On this, on this tour of Papa Roach and Rise Against,
I'm looking forward to is this.

Speaker 2 (19:34):
I don't think we're going to headline twenty six but
at this point.

Speaker 1 (19:37):
So I don't know. You never know, man, things blow up.

Speaker 2 (19:41):
I'm serious, I don't think we will. No, I mean
we're just booked out. Yeah, on not not headlining.

Speaker 1 (19:48):
Right, yeah, I know, I got you did in a
weird this is this is how long I feel like
we've always been doing this. And I actually text this
Jacobe from Papa Roach because I'm like, my my kids
at or go, hey, can we go to that Papa
Roach Rise Against the show? I'm like, really, that's awesome.
So like this is this is like we went from

(20:10):
like all right, we'd go, we'd hang out. You know. Uh,
maybe it was just as fans, maybe it was as
you know, as a as a radio host, whatever it
may be. Maybe my band was playing in the bar after,
but you you'd go, you'd have some drinks, you'd hang out,
you'd you'd watch your friends, you'd you know whatever, you
watch your favorite bands. And now it's well, let's get
the family together and go see the rock and roll

(20:32):
concert and it's awesome.

Speaker 2 (20:35):
Yeah, I mean, we just you know, we're celebrating our
first album.

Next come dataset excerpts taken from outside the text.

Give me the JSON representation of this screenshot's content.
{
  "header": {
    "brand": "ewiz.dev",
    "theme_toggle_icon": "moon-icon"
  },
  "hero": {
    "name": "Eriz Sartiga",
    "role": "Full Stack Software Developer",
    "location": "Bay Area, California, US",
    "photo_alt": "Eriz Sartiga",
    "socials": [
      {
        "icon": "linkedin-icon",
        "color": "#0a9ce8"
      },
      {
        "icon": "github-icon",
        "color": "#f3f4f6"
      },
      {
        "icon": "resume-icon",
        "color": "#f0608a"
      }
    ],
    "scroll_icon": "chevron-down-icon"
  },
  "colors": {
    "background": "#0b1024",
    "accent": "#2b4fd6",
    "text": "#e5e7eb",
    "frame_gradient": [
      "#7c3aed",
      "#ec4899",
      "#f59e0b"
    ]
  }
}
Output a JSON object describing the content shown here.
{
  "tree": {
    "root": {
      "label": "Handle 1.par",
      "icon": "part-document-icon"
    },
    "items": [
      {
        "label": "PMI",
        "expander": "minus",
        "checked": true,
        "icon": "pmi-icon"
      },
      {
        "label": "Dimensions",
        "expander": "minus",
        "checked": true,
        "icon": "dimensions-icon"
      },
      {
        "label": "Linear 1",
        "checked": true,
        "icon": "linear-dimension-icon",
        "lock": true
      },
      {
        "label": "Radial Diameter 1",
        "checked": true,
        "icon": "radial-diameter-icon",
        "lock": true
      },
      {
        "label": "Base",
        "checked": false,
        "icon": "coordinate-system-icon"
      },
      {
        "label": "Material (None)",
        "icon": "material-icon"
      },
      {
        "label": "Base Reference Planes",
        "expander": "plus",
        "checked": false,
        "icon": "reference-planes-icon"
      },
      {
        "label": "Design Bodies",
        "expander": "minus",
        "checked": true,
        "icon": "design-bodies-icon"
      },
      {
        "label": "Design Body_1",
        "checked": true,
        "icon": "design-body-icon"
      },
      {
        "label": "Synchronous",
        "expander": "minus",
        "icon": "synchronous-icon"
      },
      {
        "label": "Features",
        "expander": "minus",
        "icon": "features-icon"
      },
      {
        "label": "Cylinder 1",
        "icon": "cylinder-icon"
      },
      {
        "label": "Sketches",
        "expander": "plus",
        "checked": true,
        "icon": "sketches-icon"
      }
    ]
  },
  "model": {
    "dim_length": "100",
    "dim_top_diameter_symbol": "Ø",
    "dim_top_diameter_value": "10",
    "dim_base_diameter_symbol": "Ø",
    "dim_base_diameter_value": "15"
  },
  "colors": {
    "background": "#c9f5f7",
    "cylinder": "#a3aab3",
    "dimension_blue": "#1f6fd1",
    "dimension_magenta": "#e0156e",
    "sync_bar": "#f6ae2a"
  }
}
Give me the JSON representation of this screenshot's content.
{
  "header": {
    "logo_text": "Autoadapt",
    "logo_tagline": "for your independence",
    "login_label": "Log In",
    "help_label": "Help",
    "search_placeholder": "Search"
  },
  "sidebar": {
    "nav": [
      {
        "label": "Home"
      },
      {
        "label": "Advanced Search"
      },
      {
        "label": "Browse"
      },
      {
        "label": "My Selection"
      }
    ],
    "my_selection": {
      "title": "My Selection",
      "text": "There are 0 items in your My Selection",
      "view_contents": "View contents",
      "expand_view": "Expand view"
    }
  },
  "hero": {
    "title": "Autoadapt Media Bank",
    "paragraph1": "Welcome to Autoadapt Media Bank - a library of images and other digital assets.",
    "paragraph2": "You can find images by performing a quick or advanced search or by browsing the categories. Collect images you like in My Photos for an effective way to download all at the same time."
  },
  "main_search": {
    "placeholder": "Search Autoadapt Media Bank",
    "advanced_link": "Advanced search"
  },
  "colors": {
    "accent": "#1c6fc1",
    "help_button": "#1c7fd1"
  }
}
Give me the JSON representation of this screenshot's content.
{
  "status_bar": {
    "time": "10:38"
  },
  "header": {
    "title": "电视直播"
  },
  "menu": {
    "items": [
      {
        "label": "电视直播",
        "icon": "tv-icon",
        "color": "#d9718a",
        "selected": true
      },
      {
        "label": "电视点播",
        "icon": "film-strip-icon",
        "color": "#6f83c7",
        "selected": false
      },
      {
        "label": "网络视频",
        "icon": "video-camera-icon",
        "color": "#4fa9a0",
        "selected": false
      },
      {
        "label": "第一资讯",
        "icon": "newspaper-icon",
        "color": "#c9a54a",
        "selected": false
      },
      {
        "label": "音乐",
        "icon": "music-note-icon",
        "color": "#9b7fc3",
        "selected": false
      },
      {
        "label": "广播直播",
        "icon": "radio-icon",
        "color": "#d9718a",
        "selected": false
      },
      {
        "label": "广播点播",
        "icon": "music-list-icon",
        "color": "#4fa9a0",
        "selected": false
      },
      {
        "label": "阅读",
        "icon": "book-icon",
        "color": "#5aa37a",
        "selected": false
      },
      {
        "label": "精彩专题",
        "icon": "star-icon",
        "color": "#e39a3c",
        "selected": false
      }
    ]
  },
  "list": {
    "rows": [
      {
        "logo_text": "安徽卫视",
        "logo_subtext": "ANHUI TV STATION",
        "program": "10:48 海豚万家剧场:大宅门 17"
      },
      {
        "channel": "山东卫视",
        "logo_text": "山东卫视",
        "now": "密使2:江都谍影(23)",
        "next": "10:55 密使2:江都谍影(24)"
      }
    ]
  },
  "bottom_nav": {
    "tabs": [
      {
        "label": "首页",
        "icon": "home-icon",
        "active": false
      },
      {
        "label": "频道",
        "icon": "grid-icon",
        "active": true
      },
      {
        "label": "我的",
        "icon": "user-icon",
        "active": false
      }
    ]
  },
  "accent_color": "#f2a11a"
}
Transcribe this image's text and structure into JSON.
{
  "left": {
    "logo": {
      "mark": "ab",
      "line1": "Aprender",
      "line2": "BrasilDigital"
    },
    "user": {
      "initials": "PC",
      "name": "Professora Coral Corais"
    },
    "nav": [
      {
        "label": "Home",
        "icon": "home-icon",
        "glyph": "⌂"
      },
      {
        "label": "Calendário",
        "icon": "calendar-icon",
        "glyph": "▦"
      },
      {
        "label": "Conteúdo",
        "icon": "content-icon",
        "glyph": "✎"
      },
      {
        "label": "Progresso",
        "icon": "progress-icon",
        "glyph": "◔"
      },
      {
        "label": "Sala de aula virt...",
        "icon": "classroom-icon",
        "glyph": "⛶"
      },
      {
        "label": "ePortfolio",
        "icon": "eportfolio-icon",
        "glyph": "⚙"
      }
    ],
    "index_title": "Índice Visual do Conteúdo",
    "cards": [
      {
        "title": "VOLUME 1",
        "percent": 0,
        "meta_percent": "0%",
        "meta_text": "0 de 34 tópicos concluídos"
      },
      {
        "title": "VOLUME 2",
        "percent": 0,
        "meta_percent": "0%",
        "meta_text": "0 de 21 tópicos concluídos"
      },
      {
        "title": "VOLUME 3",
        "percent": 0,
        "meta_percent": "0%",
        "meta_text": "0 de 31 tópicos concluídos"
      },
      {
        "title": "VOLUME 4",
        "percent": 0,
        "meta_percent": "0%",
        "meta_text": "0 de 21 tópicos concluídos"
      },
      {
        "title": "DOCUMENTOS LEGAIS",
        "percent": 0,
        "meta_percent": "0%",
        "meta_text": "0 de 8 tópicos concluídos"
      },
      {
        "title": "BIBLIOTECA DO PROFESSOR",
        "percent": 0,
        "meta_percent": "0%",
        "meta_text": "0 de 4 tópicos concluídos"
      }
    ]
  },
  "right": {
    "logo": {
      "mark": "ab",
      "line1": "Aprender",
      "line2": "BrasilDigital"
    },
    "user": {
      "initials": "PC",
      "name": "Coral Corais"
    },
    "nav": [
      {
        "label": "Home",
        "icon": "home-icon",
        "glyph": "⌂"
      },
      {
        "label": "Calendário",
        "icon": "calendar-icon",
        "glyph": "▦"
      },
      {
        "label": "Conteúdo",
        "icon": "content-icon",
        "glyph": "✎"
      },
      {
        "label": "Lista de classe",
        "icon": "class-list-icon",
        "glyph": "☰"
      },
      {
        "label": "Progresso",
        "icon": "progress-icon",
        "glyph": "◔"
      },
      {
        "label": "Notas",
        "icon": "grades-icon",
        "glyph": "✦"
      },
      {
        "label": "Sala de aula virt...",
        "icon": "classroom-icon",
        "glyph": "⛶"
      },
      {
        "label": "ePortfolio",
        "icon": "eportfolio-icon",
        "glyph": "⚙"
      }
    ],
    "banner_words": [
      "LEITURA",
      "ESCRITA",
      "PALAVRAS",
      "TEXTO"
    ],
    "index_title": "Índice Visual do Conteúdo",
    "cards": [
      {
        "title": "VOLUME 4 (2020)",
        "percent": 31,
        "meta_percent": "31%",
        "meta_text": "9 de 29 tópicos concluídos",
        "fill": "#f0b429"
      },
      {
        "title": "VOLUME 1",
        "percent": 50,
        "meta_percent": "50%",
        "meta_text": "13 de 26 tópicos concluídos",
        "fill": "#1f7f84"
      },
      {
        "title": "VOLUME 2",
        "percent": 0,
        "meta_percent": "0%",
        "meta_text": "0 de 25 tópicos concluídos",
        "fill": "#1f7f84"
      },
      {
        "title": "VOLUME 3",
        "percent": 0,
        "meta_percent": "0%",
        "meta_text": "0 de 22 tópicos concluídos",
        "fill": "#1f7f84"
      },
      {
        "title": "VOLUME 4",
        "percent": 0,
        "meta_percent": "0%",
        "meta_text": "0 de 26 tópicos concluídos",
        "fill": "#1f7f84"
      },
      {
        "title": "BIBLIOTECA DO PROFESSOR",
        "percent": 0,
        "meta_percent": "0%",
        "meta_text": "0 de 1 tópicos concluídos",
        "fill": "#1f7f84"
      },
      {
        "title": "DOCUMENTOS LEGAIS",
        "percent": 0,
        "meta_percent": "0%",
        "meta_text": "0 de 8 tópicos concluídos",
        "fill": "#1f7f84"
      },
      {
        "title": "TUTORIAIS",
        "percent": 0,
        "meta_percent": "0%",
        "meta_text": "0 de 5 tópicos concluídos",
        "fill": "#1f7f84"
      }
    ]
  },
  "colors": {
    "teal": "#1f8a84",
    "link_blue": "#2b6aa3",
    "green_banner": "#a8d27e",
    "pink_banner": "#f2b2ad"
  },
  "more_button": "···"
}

We just did we we just did the
longest of the longest tour we've ever done and the
most the most tickets you've ever sold too over over
the course of the tour, and we saw that so much,
you know, especially like at VP in the afternoons, you'd
see so many families, yeah what I mean, and so

(20:58):
many like we're you know, with the record coming out
with and doing like these pop up kind of signings
in cities, you know, along this tour. And we were
in Dallas the other day and you know, a couple
hundred people come to the door of this hard everyone's
drinking and having a good time, and there's all these
little kids, you know that you know, the even smaller

(21:18):
than you would see at the show because the parents
are like, oh, I have a chance to go hanging
with the guys and buy a vinyl or T shirt
or whatever, and I don't have to deal with a
sitter or the loudness of a show, right, you know,
And there's coming out of the woodwork doing that. I think
it's pretty cool, you know what I mean because we all,
you know, the five of us all have kids, so
I get that.

Speaker 1 (21:39):
You know, it's this feeling of we all kind of
grew up together a little, you know, and became adults.

Speaker 2 (21:44):
And it is it is really cool. And I think
that's what you know, that's why you have bands like
Rise Against Pop Coach and there's still a lot of
them obviously, and I think we're part of that echelana
bands who who lasted through the buzzy years. Yeah, your
your album comes out and you have some success and
and you're still around, you know, because people are bringing

(22:05):
their kids to your show, and I think that's cool. Man.
I think that that to me is like I would
I would rather that than just have like a tip
top of it or about that, you know, one song
and then it's over and then you're you know, you're
trying to scrape nickels together to play shows. Like I'm
just I'm thankful for that, above and beyond all of that,
I think, because it's just a it's just a cool

(22:27):
feeling too to grow with your people, you know, or
or have your people grow with you, whatever, whatever way
you want to put it.

Speaker 1 (22:34):
I love that I can't think of any better way
to end a conversation Aaron from under Oath. Uh, dude,
I always appreciate your time, of course, and you know
I'll be there with the kids in a couple of weeks.